Under Soviet criminal legislation, the cumulation of sentences is related to the conviction and sentencing of a person who commits a new crime while serving out a prior sentence. Since such criminal activity presents a grave social danger, the rules on assigning punishment by means of cumulating sentences are more severe than when assigning punishment for crimes of which a person has not yet been convicted.
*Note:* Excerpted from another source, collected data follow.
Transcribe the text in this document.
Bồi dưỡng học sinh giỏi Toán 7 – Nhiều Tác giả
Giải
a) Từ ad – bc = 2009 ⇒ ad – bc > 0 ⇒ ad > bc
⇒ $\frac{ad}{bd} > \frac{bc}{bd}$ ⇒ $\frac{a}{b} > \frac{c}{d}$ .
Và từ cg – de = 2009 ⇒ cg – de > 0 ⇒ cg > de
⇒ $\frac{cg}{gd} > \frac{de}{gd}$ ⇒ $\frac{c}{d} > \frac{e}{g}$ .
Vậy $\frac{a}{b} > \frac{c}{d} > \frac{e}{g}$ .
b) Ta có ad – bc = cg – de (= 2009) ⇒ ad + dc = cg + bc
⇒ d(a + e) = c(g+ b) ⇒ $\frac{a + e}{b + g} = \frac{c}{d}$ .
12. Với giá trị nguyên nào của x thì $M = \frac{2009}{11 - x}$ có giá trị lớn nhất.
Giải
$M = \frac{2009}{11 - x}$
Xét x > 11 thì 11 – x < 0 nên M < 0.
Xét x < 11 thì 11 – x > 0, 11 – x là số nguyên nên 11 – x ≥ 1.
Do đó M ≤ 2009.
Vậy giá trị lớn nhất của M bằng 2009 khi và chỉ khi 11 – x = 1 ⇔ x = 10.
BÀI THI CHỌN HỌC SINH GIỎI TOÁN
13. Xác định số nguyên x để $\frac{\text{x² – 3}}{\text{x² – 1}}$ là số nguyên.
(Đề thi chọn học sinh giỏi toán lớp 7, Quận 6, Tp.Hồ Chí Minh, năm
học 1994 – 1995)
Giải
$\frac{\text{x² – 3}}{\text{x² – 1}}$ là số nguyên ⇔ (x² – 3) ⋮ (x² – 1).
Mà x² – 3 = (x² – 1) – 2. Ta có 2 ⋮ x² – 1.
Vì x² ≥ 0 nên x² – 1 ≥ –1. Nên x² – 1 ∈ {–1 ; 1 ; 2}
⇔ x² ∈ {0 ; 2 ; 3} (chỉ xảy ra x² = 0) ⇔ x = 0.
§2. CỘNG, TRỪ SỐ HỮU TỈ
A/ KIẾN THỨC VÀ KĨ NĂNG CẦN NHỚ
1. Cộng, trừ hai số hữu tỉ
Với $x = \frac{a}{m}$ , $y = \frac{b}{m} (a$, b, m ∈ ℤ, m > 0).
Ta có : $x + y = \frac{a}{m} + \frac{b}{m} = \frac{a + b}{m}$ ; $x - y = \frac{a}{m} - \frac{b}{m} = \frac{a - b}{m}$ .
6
Punishment by means of cumulating sentences is assigned according to the principle of full or partial aggregation of punishments. The term of punishment is subject to a limit established for the particular kind of punishment (not to the limit sanctioned in the article of the criminal code by which the person was convicted). When assigning punishment by means of cumulating sentences, the punishment for the last crime must first be determined by the sentence; to this punishment is then added, fully or partially, the unserved part of the punishment imposed by the previous sentence, in so doing taking account of the aforementioned limit. Both similar and dissimilar kinds of punishment can be cumulated. When cumulating punishments of deprivation of freedom and detention in a disciplinary battalion, one day of deprivation of freedom corresponds to one day of detention in a disciplinary battalion. When cumulating punishments of deprivation of freedom, exile, banishment, or correctional tasks, one day of deprivation of freedom corresponds to three days of exile, banishment, or correctional tasks. Judgments of deprivation of freedom plus a fine or of correctional tasks plus a fine cannot be cumulated but are executed independently.
The rules on assigning punishment by means of cumulating sentences also extend to conditionally convicted persons who have committed a new intentional crime during the term of probation and have been sentenced for such crime to deprivation of freedom.